[java] Use of java thread pool ThreadPoolExecutor

When parsing data in Kafka, due to the large amount of data, multi-thread processing can be enabled in Java. The ThreadPoolExecutor used here can be used directly.

Table of Contents

1. What is the role of the thread pool?

2. Benefits of using thread pool

3. Thread pool implementation principle

1. Thread pool processing process

?edit

2. Schematic diagram of ThreadPoolExecutor executing the execute() method

2. Usage steps

1. Import the library

2. Create a thread pool

3. Introduction to ThreadPoolExecutor function

4. Submit tasks to the thread pool

5. Close the thread pool

6. Properly configure the thread pool

Summarize

code

Preface

How to quickly use the thread pool for processing in Java? Directly use the third-party interface ThreadPoolExecutor

1. What is the function of the thread pool?

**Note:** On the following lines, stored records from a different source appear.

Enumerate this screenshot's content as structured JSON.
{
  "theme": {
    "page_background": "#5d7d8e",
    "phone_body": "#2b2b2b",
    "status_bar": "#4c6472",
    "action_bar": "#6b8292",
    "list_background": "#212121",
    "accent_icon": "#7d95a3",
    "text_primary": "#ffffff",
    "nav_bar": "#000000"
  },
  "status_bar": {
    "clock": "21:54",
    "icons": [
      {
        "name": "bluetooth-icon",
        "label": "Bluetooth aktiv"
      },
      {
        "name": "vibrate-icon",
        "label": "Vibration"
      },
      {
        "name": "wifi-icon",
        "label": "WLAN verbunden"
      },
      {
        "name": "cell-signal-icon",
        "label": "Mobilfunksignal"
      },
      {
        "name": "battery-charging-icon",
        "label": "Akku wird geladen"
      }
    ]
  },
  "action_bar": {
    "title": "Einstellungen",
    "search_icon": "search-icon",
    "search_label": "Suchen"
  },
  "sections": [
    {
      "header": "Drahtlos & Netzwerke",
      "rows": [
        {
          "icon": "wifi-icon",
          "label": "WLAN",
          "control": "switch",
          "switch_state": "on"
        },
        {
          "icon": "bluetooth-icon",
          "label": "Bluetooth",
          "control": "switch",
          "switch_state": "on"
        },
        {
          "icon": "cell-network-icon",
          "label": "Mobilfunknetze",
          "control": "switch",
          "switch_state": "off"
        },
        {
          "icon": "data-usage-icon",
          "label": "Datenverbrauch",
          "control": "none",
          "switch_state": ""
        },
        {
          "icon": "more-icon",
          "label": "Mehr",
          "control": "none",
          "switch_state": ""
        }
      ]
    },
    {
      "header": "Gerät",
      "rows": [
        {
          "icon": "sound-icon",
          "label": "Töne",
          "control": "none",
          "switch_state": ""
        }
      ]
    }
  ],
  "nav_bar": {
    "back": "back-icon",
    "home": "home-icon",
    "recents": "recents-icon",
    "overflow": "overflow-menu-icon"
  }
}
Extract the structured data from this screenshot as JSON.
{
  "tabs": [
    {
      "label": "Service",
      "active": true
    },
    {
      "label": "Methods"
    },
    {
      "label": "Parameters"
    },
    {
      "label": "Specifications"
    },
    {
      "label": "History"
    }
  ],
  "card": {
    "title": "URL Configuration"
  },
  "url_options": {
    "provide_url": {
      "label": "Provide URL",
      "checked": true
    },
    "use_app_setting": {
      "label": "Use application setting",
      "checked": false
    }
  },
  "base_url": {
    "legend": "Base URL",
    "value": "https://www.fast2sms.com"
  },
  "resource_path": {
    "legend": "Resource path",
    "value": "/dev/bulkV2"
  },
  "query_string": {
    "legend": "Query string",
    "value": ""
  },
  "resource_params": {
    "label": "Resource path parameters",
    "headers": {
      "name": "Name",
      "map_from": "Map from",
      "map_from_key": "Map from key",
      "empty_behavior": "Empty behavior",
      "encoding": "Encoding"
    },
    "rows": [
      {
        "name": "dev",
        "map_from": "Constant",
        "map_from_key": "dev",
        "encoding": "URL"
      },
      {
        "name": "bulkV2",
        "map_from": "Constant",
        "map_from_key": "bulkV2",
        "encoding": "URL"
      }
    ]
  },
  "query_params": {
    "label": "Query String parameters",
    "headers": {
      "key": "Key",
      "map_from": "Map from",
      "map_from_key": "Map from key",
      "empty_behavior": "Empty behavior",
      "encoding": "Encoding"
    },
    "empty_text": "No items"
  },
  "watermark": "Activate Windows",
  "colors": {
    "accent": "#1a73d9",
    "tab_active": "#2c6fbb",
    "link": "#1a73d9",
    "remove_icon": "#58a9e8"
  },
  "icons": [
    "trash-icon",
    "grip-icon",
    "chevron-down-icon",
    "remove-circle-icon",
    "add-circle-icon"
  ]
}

The main job of the thread pool is to control the number of running threads, put tasks into the queue during processing, and then start these tasks after the threads are created. If the number of threads exceeds If the maximum number is reached, then threads that exceed the number will queue up and wait for other threads to finish executing before taking the tasks out of the queue for execution.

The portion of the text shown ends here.